North Korean cybercrime gang Kimsuky is hacking Android phones to steal data as part of a government intelligence-gathering mission which is focused on South Korea, Japan and the US, new research has revealed. Cyberattacks on smartphones are on the rise globally and could have dangerous implications for companies which allow staff to use their own devices for work purposes.
South Korean cybersecurity company S2W has released research into the gang, which it believes is sponsored by the government in Pyongyang. According to the report, the hackers are targeting individuals and companies across the public and private sectors in South Korea, Japan and the US, in a bid to gather as much intelligence as possible for North Korea.
How is North Korea targeting Android phones?
S2W has warned that Kimsuky is using three different malware families – FastFire, FastViewer and FastSpy – to access Android phones. Handsets running on the Google operating system number some three billion around the world, and are particularly popular in South Korea as it is the home of leading Android phone producer Samsung.
FastFire malware is deployed camouflaged as a Google security plugin, explain Lee Sebin and Shin Yeongjae, researchers at S2W. This approach makes sense for the targets, explains Marcus Fowler, SVP strategic engagements and threats and CEO at security vendor Darktrace Federal, which works with the US defence sector. “Kimsuky’s MO appears to be intelligence gathering and Android is the dominant device provider in South Korea, thereby offering the most opportunities for intelligence collection,” he says. “Attackers both state and non-state will always aim to maximise their return on investment and will therefore target market leaders to increase their chances of success,” he continues.
Victims could face serious consequences. “Targeting mobile phones offers personal details, communications and even geolocation for this pursuit,” says Fowler. “The targeted individual could be tracked, impersonated or even blackmailed based on what is found.”
North Korea has a long history of using cybercrime to help boost its economy as it combats an array of international sanctions. North Korean state-backed hacking gangs such as the Lazarus APT have carried out cryptocurrency heists, launched ransomware attacks and even robbed banks.
Mobile devices are popular cyberattack vector
Mobile device cyber attacks appear to be on the rise, as cybercriminals become smarter and are able to deploy automated attacks which target multiple devices at once, says Fowler. “The trend is growing but it is nothing new,” he says. “What’s changed is that attacks used to focus more heavily on specific individuals, but today, increasing automation and faster computers enable attackers to scale up their operations and conduct these widespread attacks with greater efficiency and speed,” he says.

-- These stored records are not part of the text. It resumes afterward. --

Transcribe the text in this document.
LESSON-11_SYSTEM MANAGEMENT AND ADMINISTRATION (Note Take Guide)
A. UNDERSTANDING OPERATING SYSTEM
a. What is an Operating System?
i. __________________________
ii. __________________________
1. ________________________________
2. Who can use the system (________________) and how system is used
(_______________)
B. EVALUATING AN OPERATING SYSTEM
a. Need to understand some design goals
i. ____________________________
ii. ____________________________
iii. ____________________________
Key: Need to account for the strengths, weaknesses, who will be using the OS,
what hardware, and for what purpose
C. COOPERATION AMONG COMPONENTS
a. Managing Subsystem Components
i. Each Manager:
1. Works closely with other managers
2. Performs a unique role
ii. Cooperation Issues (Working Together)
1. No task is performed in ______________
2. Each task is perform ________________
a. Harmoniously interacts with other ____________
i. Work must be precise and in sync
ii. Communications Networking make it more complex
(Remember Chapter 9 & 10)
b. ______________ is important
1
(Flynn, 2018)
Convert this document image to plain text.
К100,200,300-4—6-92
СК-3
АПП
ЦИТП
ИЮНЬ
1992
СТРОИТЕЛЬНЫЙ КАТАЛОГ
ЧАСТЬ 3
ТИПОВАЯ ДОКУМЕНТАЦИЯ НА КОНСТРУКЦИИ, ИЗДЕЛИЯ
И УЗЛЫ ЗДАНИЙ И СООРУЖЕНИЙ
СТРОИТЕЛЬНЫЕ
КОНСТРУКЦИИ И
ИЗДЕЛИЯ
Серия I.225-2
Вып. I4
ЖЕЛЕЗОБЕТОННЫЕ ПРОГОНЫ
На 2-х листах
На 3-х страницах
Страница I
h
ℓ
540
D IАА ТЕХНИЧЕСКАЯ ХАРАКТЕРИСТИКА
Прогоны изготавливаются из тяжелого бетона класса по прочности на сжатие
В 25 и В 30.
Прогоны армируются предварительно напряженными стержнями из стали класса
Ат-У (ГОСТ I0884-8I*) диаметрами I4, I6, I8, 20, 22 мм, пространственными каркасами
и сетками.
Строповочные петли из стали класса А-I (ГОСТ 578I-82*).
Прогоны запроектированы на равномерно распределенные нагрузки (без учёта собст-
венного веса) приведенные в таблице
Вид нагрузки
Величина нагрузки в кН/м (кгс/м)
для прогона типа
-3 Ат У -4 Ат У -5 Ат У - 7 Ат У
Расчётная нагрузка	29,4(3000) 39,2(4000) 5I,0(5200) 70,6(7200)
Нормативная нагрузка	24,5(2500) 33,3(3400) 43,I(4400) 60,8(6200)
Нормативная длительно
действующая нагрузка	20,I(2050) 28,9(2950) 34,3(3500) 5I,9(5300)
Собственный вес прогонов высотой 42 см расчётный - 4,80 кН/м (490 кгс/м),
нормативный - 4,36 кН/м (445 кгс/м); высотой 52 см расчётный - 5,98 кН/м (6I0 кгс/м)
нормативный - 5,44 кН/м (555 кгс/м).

The UK suffered 158,126 cyberattacks on mobile devices in the second quarter of this year according to research from ThreatFabric. This means it is the seventh most attacked country in the world when it comes to these kind of incidents, with Spain topping the list and the US in fifth. Neither Japan nor South Korea features in the top ten. The most common malware used during this period was Hydra, a banking trojan designed to steal credentials and gain control of the victim’s account.
Many companies allow their workers to use their own devices for work purposes, particularly since the Covid-19 pandemic and the rise of remote working. This presents a security risk as one compromised device can leave entire networks open to attack.
According to a recent report by security company Comparitech, 67% of teams use their own devices regularly for work, while 35% of employees claim they need to work around their company’s security policy to get their job done, suggesting measures to prevent attacks are being bypassed.
Implementing multi-factor authentication (MFA) on a smartphone could protect it from being attacked. According to a report by security company Digital Shadows, two-factor authentication (2FA) deals with the problem of credential theft and subsequent reuse. “2FA is used for online banking, e-commerce, social media and other platforms. So far, it’s the best defence we have against cybercriminals phishing for our credentials or coaxing them out of us through some other social engineering means,” it says.
Ironically, however, the implementation of MFA may increase the risk of the device being attacked, notes Fowler, as specific types of attacks can be launched against devices with this type of security in place. “Adopting MFA to fight credential theft might make mobile phones more attractive targets for intelligence operators looking to gain access to their targets’ accounts,” he adds.